Moneter.id – PT. Bank
Tabungan Negara (Persero) Tbk atau BTN mengungkapkan memiliki rencana untuk
menjadi pemilik saham mayoritas hingga 85% dari total kepemilikan perusahaan
manajemen investasi PT Permodalan Nasional Madani Investment Management
(PNMIM).
“Kami
akan lebih fokus pada hal-hal yang secara bisnis akan menambah pertumbuhan
kinerja perseroan.

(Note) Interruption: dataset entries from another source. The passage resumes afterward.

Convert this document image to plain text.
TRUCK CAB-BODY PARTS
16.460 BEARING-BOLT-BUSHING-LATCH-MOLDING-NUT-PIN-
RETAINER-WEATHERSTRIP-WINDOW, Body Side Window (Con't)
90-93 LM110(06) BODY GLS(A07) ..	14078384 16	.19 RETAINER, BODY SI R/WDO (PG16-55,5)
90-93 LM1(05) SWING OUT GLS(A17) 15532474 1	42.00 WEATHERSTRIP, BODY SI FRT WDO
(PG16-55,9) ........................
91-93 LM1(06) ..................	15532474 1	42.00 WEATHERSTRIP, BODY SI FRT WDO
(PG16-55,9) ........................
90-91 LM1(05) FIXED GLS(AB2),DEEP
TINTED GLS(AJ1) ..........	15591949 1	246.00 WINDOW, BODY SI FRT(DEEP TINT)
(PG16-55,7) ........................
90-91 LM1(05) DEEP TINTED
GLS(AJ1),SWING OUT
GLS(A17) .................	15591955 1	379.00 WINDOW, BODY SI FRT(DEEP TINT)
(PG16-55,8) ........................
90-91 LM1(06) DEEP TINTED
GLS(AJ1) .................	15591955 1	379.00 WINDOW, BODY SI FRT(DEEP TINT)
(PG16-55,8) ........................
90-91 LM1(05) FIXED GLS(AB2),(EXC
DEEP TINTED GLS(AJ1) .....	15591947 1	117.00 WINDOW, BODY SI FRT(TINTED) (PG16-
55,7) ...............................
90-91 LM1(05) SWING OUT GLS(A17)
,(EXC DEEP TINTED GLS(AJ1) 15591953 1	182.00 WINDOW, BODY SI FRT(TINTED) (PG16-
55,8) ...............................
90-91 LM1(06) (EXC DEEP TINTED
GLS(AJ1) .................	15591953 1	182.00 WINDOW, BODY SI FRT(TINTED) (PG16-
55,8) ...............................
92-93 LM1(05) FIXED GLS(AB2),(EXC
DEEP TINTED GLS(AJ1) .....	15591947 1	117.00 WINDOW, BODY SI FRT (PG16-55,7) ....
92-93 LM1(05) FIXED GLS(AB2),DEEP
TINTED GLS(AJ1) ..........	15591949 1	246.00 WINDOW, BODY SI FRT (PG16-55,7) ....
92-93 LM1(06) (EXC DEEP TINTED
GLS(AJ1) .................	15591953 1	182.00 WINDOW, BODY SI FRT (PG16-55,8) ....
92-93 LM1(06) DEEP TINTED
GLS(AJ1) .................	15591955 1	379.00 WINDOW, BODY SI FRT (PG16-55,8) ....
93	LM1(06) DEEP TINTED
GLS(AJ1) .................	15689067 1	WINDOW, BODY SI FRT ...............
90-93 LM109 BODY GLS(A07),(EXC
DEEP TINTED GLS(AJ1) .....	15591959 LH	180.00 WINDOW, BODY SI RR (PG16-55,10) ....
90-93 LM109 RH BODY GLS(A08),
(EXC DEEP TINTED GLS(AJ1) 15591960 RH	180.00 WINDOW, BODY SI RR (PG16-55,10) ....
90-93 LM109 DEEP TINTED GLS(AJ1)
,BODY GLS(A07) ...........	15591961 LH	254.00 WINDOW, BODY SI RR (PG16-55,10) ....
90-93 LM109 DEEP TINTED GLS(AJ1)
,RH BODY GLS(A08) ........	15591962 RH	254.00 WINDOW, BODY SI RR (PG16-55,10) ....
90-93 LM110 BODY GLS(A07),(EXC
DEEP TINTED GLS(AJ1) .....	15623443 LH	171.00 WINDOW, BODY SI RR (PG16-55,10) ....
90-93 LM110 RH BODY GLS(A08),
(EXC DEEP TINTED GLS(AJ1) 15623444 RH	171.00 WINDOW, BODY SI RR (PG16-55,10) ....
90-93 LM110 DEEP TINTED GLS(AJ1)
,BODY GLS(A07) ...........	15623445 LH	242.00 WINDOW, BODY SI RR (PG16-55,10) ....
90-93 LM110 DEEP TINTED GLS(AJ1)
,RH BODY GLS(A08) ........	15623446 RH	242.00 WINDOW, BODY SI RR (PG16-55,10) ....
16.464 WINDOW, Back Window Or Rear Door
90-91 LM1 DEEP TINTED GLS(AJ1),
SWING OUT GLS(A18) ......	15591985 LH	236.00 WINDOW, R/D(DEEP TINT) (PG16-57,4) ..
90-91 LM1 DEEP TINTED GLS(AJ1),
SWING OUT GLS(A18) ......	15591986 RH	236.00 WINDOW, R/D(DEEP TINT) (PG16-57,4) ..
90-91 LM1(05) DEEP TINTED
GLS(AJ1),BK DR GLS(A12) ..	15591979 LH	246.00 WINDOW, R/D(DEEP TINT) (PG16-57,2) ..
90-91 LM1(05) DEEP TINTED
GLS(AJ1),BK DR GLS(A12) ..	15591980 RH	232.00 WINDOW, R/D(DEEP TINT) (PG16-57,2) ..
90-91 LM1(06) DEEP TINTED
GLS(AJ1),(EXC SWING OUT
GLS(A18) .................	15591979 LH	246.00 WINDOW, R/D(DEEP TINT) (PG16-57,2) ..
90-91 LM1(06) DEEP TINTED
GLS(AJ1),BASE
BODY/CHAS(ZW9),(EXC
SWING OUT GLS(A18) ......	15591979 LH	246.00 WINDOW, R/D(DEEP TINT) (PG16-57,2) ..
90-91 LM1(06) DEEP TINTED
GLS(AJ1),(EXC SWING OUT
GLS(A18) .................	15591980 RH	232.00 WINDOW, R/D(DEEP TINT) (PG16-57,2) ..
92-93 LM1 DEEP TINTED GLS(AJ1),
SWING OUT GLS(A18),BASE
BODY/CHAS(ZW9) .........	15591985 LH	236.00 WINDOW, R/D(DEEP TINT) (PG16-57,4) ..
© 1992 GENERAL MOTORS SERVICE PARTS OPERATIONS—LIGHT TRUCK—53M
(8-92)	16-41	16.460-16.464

Termasuk dalam hal ini aksi korporasi BTN untuk mengambil
alih mayoritas saham PNMIM,” kata Direktur Utama BTN Maryono di Jakarta,
akhir pekan lalu.
Aksi
anorgank ini sudah didahului dengan Perjanjian Pembelian Saham Bersyarat (Conditional Shares Purchase Agreement/CSPA)”pada
April 2019 lalu untuk pembelian 30 persen saham. Pembelian 30% saham itu sedang
diajukan oleh BTN kepada Otoritas Jasa Keuangan (OJK) untuk disetujui.
“Kami
harapkan OJK dapat memberikan persetujuannya pada Juni 2019 sehingga kami bisa
melanjutkan tahapan selanjutnya untuk menambah kepemilikan saham hingga sekitar
85%,” ujar Maryono.
Maryono
mengklaim aksi korporasi Bank BTN mengambil alih saham PNMIM mendapatkan
sambutan yang baik dari para pemegang saham dalam RUPS-T Jumat ini.
Sesuai
dengan Rencana Bisnis Bank (RBB) 2019-2021, perseroan berencana memiliki anak
usaha di bidang manajemen investasi untuk meraup pendapatan non bunga dan persiapan
pengelolaan dana pengelolaan dana tabungan perumahan.
“Sampai
(kepemilikan saham) 85% mungkin mekanismenya sedang kita diskusikan, apakah
lewat pembelian langsung PNM atau PNMIM right
issue (menerbitkan saham baru),” kata Maryono.
Sementara,
Direktur Strategi, Finansial dan Treasuri BTN Nixon L.P Napitupulu merinci jika
pembelian 30% saham PNMIM disetujui OJK pada pertengahan tahun ini, BTN akan
memulai proses pembelian saham tambahan sebesar 30% pada akhir 2019. Nilai
pembelian 30% saham tahap kedua itu masih menunggu valuasi terhadap PNMIM.
“Sedangkan
sisanya untuk menjadi 85% pada 2020. Kita masih mengkaji apakah melalui
pembelian langsung PNM atau PNMIM right
issue ,” ujar Nixon.
Sekedar
infomasi, PNMIM merupakan anak usaha dari BUMN PT Permodalan Nasional Madani
(Persero). Di tahap awal pada pertengahan tahun ini, BTN sudah mengajukan untuk
mencaplok 30% terlebih dahulu saham PNMIM dengan total nilai Rp114,3 miliar.